In a nutshell: If you're one of Netflix's many, many users, you'll be familiar with the "ta-dum" sound that accompanies its logo. What you might not have heard, however, is the lengthened Hans Zimmer version that plays before the streaming giant's productions in theaters and at festival screenings.

Zimmer, who created the themes for classics such as Gladiator, Inception, and The Dark Knight series, was commissioned by Netflix to create the tune. The company reasoned that while the sound you hear when arriving at its site is now as well-known as the THX Deep Note, the three-second length makes it unsuitable for theaters. That's where the famous composer came in, extending it to sixteen seconds. As you can hear below, it has the same epic quality that's found throughout the German's work; it reminds me of Zimmer's Man of Steel theme.

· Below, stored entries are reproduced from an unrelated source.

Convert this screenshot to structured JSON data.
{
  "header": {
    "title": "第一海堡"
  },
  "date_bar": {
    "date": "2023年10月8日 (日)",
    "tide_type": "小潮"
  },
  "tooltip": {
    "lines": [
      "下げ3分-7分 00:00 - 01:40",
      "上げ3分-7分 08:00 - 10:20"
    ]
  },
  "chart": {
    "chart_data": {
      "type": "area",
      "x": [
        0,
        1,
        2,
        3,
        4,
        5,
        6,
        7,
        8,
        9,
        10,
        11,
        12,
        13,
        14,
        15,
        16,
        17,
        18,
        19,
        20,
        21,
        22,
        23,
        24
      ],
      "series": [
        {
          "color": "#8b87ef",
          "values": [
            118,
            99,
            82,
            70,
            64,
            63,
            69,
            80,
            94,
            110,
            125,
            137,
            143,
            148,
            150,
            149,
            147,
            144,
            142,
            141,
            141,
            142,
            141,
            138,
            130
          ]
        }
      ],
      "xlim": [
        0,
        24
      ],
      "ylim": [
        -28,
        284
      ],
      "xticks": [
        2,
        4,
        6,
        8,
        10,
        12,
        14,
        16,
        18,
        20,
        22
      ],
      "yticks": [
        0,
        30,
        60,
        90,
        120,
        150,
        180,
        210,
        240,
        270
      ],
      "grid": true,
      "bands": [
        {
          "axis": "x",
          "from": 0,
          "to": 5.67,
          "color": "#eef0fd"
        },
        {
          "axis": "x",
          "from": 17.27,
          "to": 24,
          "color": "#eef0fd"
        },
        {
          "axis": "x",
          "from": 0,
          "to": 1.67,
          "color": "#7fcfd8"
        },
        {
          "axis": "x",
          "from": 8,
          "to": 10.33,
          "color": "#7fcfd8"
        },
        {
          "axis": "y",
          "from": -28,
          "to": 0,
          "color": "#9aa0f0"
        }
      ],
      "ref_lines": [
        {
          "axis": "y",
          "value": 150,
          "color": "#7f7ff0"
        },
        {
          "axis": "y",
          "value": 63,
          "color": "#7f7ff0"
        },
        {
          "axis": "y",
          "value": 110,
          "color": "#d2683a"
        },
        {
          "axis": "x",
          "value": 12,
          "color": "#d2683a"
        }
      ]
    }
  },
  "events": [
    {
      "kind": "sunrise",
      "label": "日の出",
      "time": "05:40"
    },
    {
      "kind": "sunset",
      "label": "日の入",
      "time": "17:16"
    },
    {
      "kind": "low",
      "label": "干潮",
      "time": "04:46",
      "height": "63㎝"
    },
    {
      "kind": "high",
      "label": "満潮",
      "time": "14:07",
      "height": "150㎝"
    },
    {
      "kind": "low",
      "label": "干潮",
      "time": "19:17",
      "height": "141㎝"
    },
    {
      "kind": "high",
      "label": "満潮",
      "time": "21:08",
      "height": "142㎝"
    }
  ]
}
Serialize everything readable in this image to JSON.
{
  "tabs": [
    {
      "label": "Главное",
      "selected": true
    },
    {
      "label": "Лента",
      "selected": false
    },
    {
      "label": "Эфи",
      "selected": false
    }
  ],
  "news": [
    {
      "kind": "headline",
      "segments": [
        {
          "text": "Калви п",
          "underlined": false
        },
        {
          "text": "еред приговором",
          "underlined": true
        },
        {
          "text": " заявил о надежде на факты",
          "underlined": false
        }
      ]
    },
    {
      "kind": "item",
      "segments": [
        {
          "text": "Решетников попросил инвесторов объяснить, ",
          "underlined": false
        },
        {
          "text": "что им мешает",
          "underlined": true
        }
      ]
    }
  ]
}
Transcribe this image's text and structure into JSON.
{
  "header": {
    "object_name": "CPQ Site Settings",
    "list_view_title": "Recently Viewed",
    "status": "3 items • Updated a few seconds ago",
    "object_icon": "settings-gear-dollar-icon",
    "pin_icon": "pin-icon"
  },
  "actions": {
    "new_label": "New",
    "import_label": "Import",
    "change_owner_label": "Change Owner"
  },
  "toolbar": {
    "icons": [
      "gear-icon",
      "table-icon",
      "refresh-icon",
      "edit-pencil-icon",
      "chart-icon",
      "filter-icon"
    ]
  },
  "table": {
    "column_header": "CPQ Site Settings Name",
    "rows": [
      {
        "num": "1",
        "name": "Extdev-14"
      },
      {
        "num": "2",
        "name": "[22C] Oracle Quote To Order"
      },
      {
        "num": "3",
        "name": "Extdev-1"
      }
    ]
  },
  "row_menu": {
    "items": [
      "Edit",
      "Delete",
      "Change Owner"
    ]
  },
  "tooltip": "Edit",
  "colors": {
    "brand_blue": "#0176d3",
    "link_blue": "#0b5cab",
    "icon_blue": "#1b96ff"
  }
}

Netflix's second tune could also lend weight to its filmmaking credentials. The company, and other streaming sites, have long struggled to find acceptance from some within the film industry. Netflix's Roma won Best Director, Best Foreign Language Film, and Best Cinematography at the 2019 Academy Awards, but its films' short theater runs have seen Steven Spielberg and other Academy members call for them to be banned from the Oscars.

That distinctive "ta-dum" sound might now be recognized around much of the world, but it could have included a bleating goat. On a recent episode of the Twenty Thousand Hertz podcast, Netflix's Vice President Tod Yellin revealed that he commissioned Oscar-winning sound editor Lon Bender to come up with something memorable. He tried many different sounds, including doors opening and using strange instruments, and one of the final creations was a version of "ta-dum" that ended with a goat cry.

"If we were going to do that call-and-response, that creating tension and then resolving it really quickly, I liked the sound of the goat," Yellin said. "It's funny, I thought it was quirky. It was our version of (MGM's) Leo the Lion. For a while we were stuck on it." The version that was used, of course, is goat-free.